<9・Stop>

 騒ぎと怪我のせいで帰りのホームルームをふっ飛ばしてしまったため、彼方がルイスと共に教室に戻った時、部屋はほとんど蛻の殻となっていた。みんな、とっくに帰ってしまったということらしい。まあ、このあと部活動に参加している生徒達も多い。授業が終わってすぐにそっちへ、という生徒も少なくないのだろう。

 ちなみに保健室に付き添ったルイスは、“由緒正しき帰宅部”だと胸を張ってきた。なんでも、“俺様に相応しい部活動がないから”らしい。なお、彼方が演じているジャクリーンも、部活動には所属していないという話までは聞いている。


「ジャクリーンさん!」


 教室に戻った時、駆け寄ってきたのはリンジーだった。


「す、すみません。ぞろぞろ行ったらお邪魔かと思って、保健室には向かわず……。その、お怪我は大丈夫でしたか?」


 彼はまっすぐ、ジャクリーンの右足を見て言う。包帯でぐるぐる巻きにしているせいで、怪我の状態は見ただけではわからないのだろう。

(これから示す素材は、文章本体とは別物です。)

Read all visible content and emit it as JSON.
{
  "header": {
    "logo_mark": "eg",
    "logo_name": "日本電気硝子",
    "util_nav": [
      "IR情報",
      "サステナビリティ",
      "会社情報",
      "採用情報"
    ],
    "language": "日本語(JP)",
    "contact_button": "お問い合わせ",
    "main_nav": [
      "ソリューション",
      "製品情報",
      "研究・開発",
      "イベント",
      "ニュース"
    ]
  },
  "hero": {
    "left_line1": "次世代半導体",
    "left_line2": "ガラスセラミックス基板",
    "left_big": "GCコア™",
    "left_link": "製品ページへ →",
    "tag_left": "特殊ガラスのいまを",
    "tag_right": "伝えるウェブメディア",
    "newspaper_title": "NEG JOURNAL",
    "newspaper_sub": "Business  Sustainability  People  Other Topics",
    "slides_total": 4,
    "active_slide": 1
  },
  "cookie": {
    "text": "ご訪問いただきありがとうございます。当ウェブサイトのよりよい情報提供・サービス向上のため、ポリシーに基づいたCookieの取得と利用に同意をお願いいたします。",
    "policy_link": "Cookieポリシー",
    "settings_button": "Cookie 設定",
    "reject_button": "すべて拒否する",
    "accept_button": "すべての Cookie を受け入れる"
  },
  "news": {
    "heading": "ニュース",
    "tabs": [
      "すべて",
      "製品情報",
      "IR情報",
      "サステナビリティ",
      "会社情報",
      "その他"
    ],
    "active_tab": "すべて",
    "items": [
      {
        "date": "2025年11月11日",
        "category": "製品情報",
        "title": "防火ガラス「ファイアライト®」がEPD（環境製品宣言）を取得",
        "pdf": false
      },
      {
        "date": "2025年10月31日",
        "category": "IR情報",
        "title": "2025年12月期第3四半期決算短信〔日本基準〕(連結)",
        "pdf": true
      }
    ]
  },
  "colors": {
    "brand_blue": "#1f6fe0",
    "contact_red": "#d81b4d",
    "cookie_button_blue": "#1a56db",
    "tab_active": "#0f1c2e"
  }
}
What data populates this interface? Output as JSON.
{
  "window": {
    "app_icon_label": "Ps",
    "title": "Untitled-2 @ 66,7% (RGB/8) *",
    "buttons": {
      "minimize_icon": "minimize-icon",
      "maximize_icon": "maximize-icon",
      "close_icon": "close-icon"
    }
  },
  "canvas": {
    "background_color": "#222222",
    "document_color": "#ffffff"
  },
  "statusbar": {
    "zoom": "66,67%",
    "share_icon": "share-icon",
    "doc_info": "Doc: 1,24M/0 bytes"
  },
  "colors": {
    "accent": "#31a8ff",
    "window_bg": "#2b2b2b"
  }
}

「平気平気!普通に歩けるし、ほら、ピョンピョン跳ねても大丈夫だからかな!」


 彼方はわざとその場で跳ねて見せる。実際、ちょっとネズミの牙がブーツを貫通しただけだ。ブーツに穴を開けてしまったことと、スカートを皺くちゃにしてしまったせいでジャクリーンに嫌味を言われそうだということの方がよっぽど問題だったりする。どうせあのお嬢様のこと、いくらでも代わりの靴や服の持ち合わせなんてあるのだろうが。


「そうですか。なら、良かったです」


 普通に保健室まで歩けた時点で、大した怪我ではないとは想像がついていたはずである。それでも万が一ということはある。彼としては、本人の口から状態を聞くまで安心できなかったのだろう。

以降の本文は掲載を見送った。